“三农”问题:现实解读与制度创新


江苏省农调队 课题组(刘兴远、施令同) 2002-03-11 15:17:16


  “三农”(农民、农业和农村)问题是近百年来中国革命和建设的基本问题。从历史的经验看,没有农民从封建地主压迫下的解放,就不可能有新民主主义革命的胜利;没有二十世纪七十年代末人民公社制度的废除,就不可能有改革开放的成功;没有农产品市场化的推行,农业结构不合理的问题可能要比今天要严重得多。伴随着我国经济发展进入新阶段和加入WTO,“三农”问题的现实严峻性和极端重要性日益凸现。在“三农”处于过坎爬坡的关键时期,关心农民、支持农业、发展农村,不仅是现实问题,也是个战略问题;不仅是个经济问题,也是个政治问题。因此,如何从根本上破解“三农”这一难题,已成为目前经济社会发展中需要研究的重要课题。本文提出,现行某些农村制度释放的效应已如强弩之末,必须作出重大调整。

  一、“三农” 审视--现状与问题

  “三农”问题的现状如何?客观地讲,对“三农”问题,党和政府一直高度重视,改革开放以来就实现农民富裕、农业发展和农村稳定,制定了一系列卓有成效的政策措施,并取得了巨大成就。农村经济综合实力不断增强,市场化程度进一步提高。农业结构调整步伐加快,优质农产品比重不断上升。2001年,全省国内生产总值中第一产业增加值突破千亿元大关,达1088亿元,居全国第3位,相当于1978年的3.2倍。1979-2001年,江苏农民人均纯收入由155元提高到3785元,年递增14.9%;农民恩格尔系数由62.3%转变为42.6%,下降19.7个百分点。总体上看,全省农民生活已跨越温饱而走上小康阶段。
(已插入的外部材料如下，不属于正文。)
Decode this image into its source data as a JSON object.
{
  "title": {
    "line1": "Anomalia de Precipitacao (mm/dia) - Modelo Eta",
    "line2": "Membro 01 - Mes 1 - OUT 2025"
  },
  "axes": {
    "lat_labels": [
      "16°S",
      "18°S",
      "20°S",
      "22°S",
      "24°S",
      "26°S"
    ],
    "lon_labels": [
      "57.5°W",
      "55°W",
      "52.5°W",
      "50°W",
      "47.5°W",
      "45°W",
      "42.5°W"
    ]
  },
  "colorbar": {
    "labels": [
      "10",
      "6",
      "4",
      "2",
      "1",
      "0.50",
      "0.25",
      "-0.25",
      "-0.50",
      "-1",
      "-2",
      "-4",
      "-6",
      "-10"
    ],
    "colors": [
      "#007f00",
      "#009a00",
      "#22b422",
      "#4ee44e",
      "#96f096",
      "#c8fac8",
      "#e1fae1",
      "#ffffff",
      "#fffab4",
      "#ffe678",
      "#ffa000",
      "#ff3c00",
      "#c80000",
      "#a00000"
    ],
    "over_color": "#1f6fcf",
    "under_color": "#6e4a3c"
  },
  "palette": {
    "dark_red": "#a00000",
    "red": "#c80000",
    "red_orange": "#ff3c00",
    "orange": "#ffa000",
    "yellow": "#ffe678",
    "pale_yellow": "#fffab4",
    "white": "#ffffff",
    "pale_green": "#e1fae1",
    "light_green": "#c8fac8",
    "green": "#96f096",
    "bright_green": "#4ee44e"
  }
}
  如果把“三农”运行轨迹分为初中后期三个截面,从大量的统计资料可以反映出,改革初中期“三农”经济比较繁荣,后期则发展相对迟滞。初中期持续较快发展的主要原因是:农业体制创新使农业生产潜力得以释放,农业劳动生产率大幅度提高,农业综合生产能力增强;政府较大幅度提高粮棉油等农副产品价格,农产品单位成本降低,加上单一农业结构向多元方向的转变,农民收益增加;非农产业快速发展,尤其是乡镇企业异军突起,大批农民以离乡不离土的方式从土地中走出来,从而活跃了整个农村经济;部分农业富余劳动力离乡离土进城打工,获得了“城市收入”。后期,“三农”经济运行背景已迥异于初中期,相应地各种体制性、结构性、政策性矛盾日益增加以致复杂化,“三农”发展速度放缓。具体表现在:

  (一)农民收入增长困难,城乡收入差距扩大。

  江苏农民收入在经历了八十年代由快速增长到稳定增长、九十年代前期高速增长后,九十年代后期出现增幅减缓的趋势。“表一”显示,“八五”时期,江苏农民人均纯收入年递增22.7%,“九五”年递增7.9%,“九五”比“八五”慢14.8个百分点。1997开始到2000年,农民收入环比增速逐年下滑;2001年农民人均纯收入增幅有所上升,属恢复性增长,但纯农户人均纯收入为3005元,比上年下降7.3%。与此同时,由于城镇居民收入增长快于农民收入增长,1996年后城乡居民收入差距出现拉大之势。1995年城镇居民人均可支配收入比农民人均纯收入高2177.5元,2001年变为高3590元,两者收入之比由1995年的1.89:1扩大为2001年的1.95:1。城乡收入的差距直接导致消费差距的拉大。2001年,全省城镇居民人均消费性支出高出农民人均生活消费支出的1.33倍,而1995年这一数值为0.95倍。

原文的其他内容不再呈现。